Kleve 1615 - Amsterdam 1660


Govert (or Govaert) Flinck was a pupil of the Mennonite preacher and artist Lambert Jacobsz in Leeuwarden, alongside Jacob Backer, who was a few years older. The two young artists then travelled together to Amsterdam, where Flinck worked in the workshop of the art dealer Hendrick Uylenburgh. It was probably there that he met Rembrandt, who also worked for Uylenburgh. Flinck spent about a year in Rembrandt’s studio, probably between 1635 and 1636, working alongside artists such as Ferdinand Bol, before becoming an independent master. While his paintings of the mid-1630s and early 1640s are much indebted to Rembrandt’s manner (indeed, several of his portraits were once attributed to the master), by the later 1640s he had begun to paint in a lighter, more classical and courtly style and had secured a reputation as one of the foremost portrait and history painters in Amsterdam. Flinck received a number of important public commissions in the 1640s, and also was much in demand as a portrait painter. By the end of the 1650s he was enjoying a reputation as arguably the leading society painter in Amsterdam, culminating in a commission for twelve history paintings to decorate the Amsterdam Town Hall. His sudden death in 1660, at the age of just forty-five, came at the very height of his highly successful and lucrative career.

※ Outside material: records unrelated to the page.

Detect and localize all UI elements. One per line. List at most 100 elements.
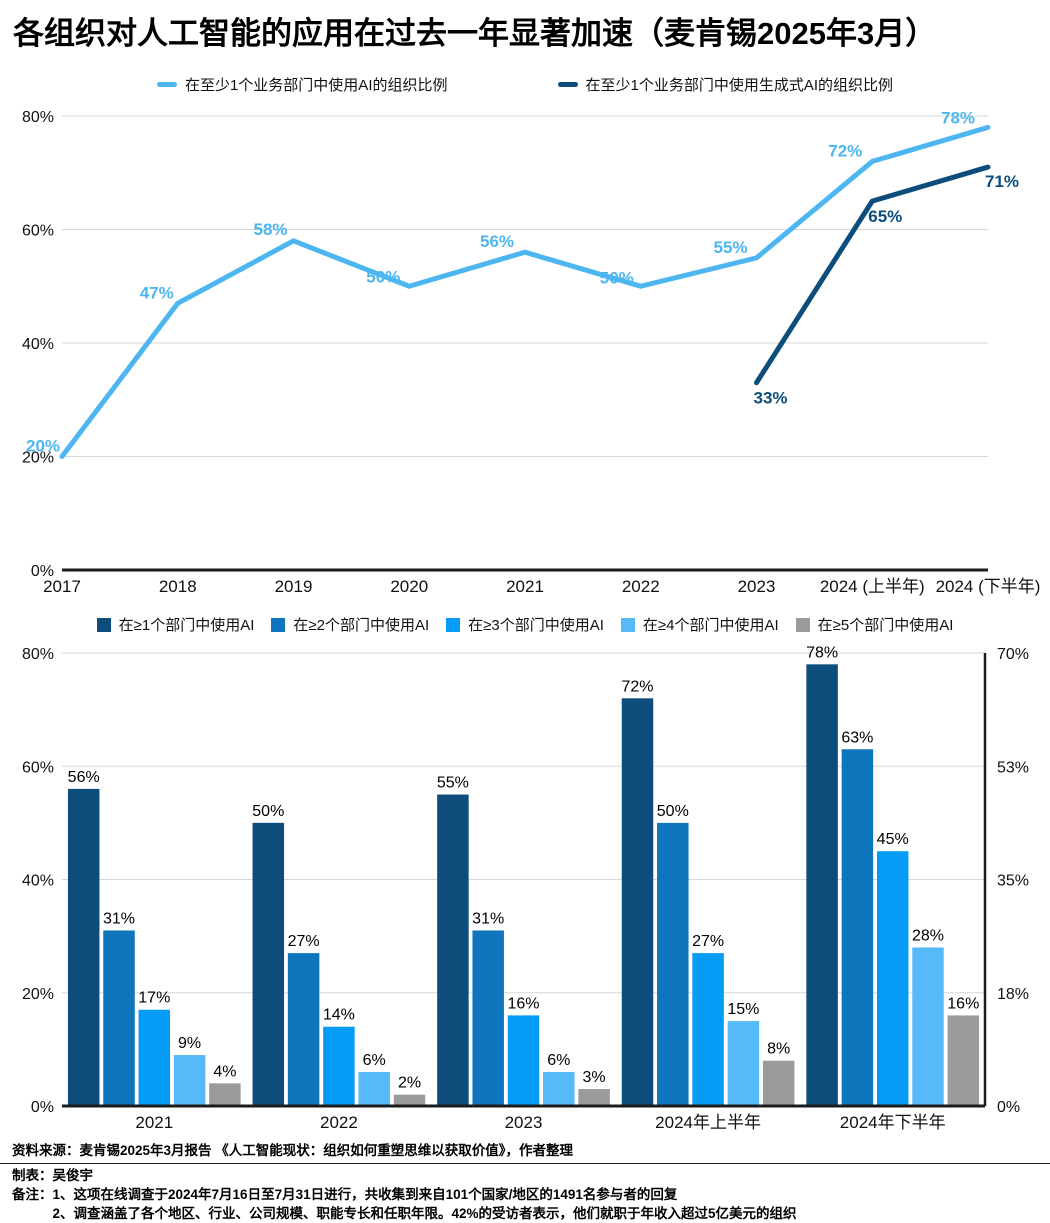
bar-label: 28%: [912, 927, 944, 944]
data-label: 56%: [480, 232, 514, 251]
bar: [472, 930, 504, 1106]
legend-label: 在至少1个业务部门中使用生成式AI的组织比例: [585, 77, 894, 94]
bar-label: 27%: [288, 933, 320, 950]
legend-label: 在至少1个业务部门中使用AI的组织比例: [184, 77, 448, 94]
bar-label: 14%: [323, 1007, 355, 1024]
legend-square-marker: [96, 617, 111, 632]
bar: [507, 1015, 540, 1106]
x-axis-tick-label: 2018: [159, 577, 197, 596]
bar-label: 27%: [692, 933, 724, 950]
left-axis-tick-label: 20%: [22, 986, 54, 1003]
right-axis-tick-label: 18%: [997, 986, 1029, 1003]
bar: [912, 947, 944, 1106]
bar-label: 16%: [507, 995, 539, 1012]
x-axis-tick-label: 2021: [506, 577, 544, 596]
right-axis-tick-label: 70%: [997, 646, 1029, 663]
category-label: 2022: [320, 1113, 358, 1132]
footer-notes-body: 1、这项在线调查于2024年7月16日至7月31日进行，共收集到来自101个国家…: [53, 1185, 1039, 1223]
footer-notes: 备注： 1、这项在线调查于2024年7月16日至7月31日进行，共收集到来自10…: [0, 1185, 1050, 1223]
bar: [947, 1015, 980, 1106]
x-axis-tick-label: 2019: [275, 577, 313, 596]
left-axis-tick-label: 60%: [22, 759, 54, 776]
line-series-1: [754, 164, 991, 386]
data-label: 71%: [985, 172, 1019, 191]
bar: [806, 664, 838, 1106]
data-label: 72%: [828, 141, 862, 160]
bar-label: 9%: [178, 1035, 201, 1052]
data-label: 78%: [941, 108, 975, 127]
right-axis-tick-label: 35%: [997, 873, 1029, 890]
bar-label: 6%: [547, 1052, 570, 1069]
bar: [287, 953, 320, 1106]
bar: [657, 822, 689, 1106]
x-axis-tick-label: 2020: [390, 577, 428, 596]
x-axis-tick-label: 2022: [622, 577, 660, 596]
category-label: 2023: [505, 1113, 543, 1132]
line-chart-legend: 在至少1个业务部门中使用AI的组织比例 在至少1个业务部门中使用生成式AI的组织比…: [0, 74, 1050, 95]
legend-label: 在≥2个部门中使用AI: [293, 617, 430, 634]
bar: [103, 930, 135, 1106]
legend-label: 在≥4个部门中使用AI: [642, 617, 779, 634]
legend-label: 在≥3个部门中使用AI: [468, 617, 604, 634]
legend-item: 在≥1个部门中使用AI: [96, 614, 254, 635]
bar: [762, 1060, 795, 1106]
bar-label: 17%: [138, 990, 170, 1007]
right-axis-tick-label: 0%: [997, 1099, 1020, 1116]
data-label: 65%: [868, 207, 902, 226]
bar: [138, 1009, 171, 1106]
bar: [621, 698, 654, 1106]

As a draughtsman, Govert Flinck produced around 120 drawings; mainly individual life studies of both nude and clothed male or female figures, drawn in black and white chalk on blue paper, as well as landscapes, Biblical scenes and portraits. While most of Flinck’s extant drawings are in black chalk (and, occasionally, red chalk), drawings in pen and ink - both with and without wash - are relatively few in number. Almost all of Flinck’s surviving drawings can be dated to the years following his apprenticeship with Rembrandt. His earliest signed and dated drawing - a standing man in Eastern costume, drawn in 1638 - is in fact his only known dated drawing from the decade of the 1630s.